People flying into San Francisco commonly look down at an odd kaleidoscope of ponds in hues of lavender, pink, and red. It’s a massive mining operation that extracts salt from bay water through evaporation. The colors emerge thanks to microbes that flourish in salty conditions. Photographer Julieanne Kost captured a gorgeous set of aerial images.
This is Sausalito’s Richardson Bay. It was immortalized by the American classic “(Sittin’ on) the Dock of the Bay,” released on this week in 1968. Soul singer Otis Redding had been relaxing with a guitar on a Sausalito houseboat when he came up with his lines about “watching the ships roll in.” He died tragically at the age of 26, having never heard the song’s finished version.
An ex-convict was charged in the death of Tristan Beaudette, an Irvine man who was fatally shot in the head last summer as he slept in a tent with his two young daughters in Malibu Creek State Park. Officials said Anthony Rauda, 42, slept outdoors with a rifle and stalked numerous victims over the span of two years.
Ed Buck, center, addressed gubernatorial candidate Meg Whitman during a campaign event in Los Angeles in 2010.
Kevork Djansezian/Getty Images
Two years ago, a 26-year-old black escort died of an accidental drug overdose at the home of a prominent Democratic donor, Ed Buck, in West Hollywood. Buck was never charged. Now another black man has been found dead at his apartment. The cause of death was unknown. Protesters gathered outside Buck’s house Monday night and demanded that he be held accountable.
A sign of the times: At a new apartment building near Marina del Rey, residents sleep alone but share a kitchen, living room, and common areas with tenants often selected by the landlord. The idea is to cater to young professionals who enjoy luxury digs but can’t swing the rent in desirable neighborhoods. Still, it isn’t cheap: rent starts at $2,000 a month.
It now costs nearly $150 to go to Disneyland. Prices rose by about 10 percent just months ahead of the opening of the theme park’s $1-billion Star Wars expansion. Disneyland’s annual ritual of increasing ticket prices is aimed partly at crowd control, though it’s done little to lessen the throngs of visitors.

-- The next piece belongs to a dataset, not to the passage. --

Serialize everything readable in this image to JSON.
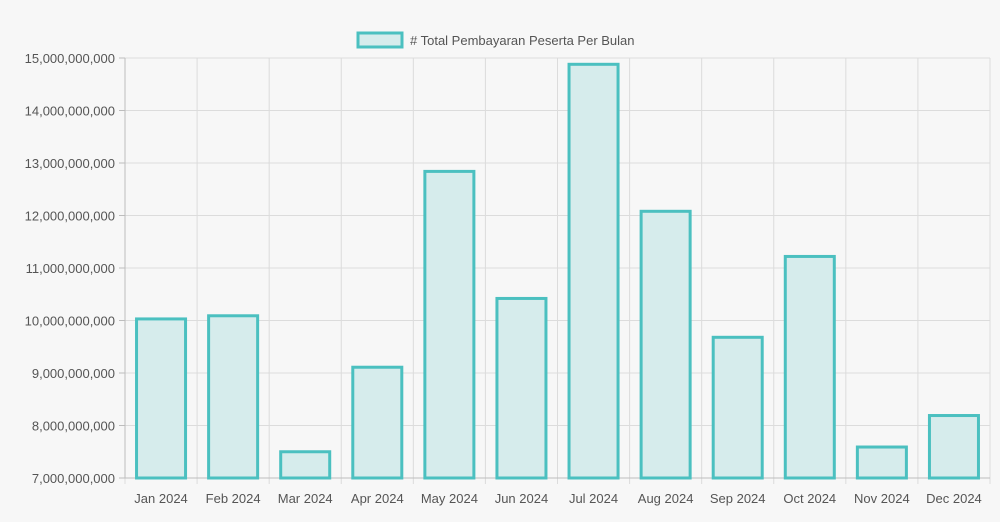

Two giant bronze heads rise across the way from Pasadena’s City Hall. They depict baseball great Jackie Robinson and his older brother Mack, who grew up in the city. Mack was a sports phenom of his own, winning a silver medal in the 200-meter sprint behind Jesse Owens at the 1936 Berlin Olympics. Yet there was no hero’s welcome upon his return to Pasadena, where racism ran deep. Mack worked as a manual laborer for the city but lost the job when local leaders retaliated against black employees over the court-ordered desegregation of public pools.
The Mack statue faces City Hall to reflect his complicated relationship with his hometown. Jackie’s faces Brooklyn, where he fled to make history with the Dodgers.